I would like to know if anyone has a free (opensource) tool to forward eventlog to syslog-ng server. I used rsyslog agent but it is only free for trial. I read this doc: Syslog - LibreNMS Docs but Datagram-Syslog Agent no longer exists.

What can I use instead? (I mean 100% free)

Kind regards

2

I opted to not use Syslog-NG

Although it required a bit of work (and may have been simpler) I use Graylog. I used the free version which (so far) has worked pretty good for me. Keep in mind that part of the log shipping requires that an agent is installed on your Windows servers. Right off the bat I will tell you that I’m a novice at Graylog but there is extensive information available. The integration with Librenms worked with no issues however the only issue with the “default” setup is that alerts cannot be generated with Graylog as the notifications are not stored in the database or anything access via query.

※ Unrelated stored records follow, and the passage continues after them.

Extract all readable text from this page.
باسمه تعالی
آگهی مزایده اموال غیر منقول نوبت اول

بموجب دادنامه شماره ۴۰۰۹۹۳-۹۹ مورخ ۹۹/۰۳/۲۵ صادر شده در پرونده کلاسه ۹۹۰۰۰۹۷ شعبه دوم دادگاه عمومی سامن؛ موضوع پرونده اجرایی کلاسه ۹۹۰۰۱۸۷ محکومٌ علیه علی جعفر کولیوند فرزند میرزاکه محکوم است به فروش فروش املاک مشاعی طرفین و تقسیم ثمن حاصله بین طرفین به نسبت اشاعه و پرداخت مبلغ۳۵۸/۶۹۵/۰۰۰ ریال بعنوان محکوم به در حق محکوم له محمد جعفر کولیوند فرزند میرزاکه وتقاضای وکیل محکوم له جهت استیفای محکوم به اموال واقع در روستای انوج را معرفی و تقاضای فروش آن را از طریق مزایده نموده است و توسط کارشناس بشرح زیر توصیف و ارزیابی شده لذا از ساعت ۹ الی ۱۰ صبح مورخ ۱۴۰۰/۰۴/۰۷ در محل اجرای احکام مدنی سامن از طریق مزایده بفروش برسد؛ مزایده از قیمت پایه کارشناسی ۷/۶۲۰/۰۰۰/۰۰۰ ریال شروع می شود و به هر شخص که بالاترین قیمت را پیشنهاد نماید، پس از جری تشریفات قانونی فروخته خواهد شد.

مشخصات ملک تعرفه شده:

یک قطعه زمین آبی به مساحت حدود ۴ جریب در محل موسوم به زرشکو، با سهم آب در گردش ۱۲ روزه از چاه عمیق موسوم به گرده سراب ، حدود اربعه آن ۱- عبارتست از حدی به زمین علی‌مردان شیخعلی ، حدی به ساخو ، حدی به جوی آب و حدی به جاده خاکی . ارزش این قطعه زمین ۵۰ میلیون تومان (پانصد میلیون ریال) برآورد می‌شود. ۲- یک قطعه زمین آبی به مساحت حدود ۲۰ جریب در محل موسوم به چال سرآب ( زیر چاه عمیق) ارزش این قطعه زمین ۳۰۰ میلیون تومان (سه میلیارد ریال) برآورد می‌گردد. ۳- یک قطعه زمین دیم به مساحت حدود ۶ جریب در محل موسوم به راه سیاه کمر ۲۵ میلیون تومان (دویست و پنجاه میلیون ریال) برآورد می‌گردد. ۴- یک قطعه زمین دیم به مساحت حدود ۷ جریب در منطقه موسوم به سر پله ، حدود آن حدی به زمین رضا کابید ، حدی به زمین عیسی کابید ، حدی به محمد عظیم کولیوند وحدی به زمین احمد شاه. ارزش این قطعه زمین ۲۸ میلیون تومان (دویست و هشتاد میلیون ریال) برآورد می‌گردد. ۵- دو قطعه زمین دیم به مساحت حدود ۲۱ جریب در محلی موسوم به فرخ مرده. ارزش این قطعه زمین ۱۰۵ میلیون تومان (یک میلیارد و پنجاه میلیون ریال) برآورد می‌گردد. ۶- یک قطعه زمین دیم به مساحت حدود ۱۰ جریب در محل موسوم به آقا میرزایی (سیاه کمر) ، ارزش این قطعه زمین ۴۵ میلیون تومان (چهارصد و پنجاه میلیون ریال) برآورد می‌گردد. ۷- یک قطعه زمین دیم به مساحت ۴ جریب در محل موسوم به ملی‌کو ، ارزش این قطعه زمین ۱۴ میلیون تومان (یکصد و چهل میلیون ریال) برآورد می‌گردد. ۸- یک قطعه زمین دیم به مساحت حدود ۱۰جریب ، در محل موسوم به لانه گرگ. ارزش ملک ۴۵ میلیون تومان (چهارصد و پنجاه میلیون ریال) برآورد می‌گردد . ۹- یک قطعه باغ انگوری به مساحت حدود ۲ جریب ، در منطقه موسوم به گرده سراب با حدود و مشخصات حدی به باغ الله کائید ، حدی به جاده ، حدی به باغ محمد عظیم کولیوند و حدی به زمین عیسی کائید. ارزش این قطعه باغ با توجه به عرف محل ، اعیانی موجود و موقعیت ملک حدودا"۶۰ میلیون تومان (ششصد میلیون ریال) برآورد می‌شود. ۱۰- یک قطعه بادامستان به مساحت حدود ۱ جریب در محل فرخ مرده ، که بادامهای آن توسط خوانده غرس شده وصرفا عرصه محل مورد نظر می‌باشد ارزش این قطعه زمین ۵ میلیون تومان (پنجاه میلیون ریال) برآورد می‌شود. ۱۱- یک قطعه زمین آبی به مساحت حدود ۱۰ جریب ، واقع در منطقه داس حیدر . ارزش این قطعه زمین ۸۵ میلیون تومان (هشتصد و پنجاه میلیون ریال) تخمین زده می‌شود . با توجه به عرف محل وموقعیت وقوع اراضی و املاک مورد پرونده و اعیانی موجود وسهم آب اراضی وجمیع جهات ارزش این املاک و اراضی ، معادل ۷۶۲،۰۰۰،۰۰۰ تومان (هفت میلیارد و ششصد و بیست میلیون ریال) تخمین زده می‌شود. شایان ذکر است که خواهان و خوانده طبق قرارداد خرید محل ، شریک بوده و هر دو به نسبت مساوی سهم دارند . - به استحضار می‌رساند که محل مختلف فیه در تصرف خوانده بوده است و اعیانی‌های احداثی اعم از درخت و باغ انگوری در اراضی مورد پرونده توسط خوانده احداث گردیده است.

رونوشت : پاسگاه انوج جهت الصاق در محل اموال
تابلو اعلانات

However…I created a workaround that seems to work. What I did was:

  1. Built a server running Ubuntu with Graylog installed.
  2. Configure Graylog to accept only the events through a global configuration file
  3. Have the output sent to my librenms database server. The instructions to do that contains the commands to create the table. The field names must match the name(s) of the fields reported from the agent.
  4. Created a script to insert the entries from the graylog table to the syslog table.

The last step is necessary if you want to generate alerts. You could opt to use Graylog instead to generate alerts instead but if you want one Librenms to do that instead this is what I had to do.

3

Hi,
Thanks for your answer !
I found event log inspector : Forwards Windows Logs to Syslog Server | EventLog Inspector (ezfive.com) it works well

4

This topic was automatically closed 90 days after the last reply. New replies are no longer allowed.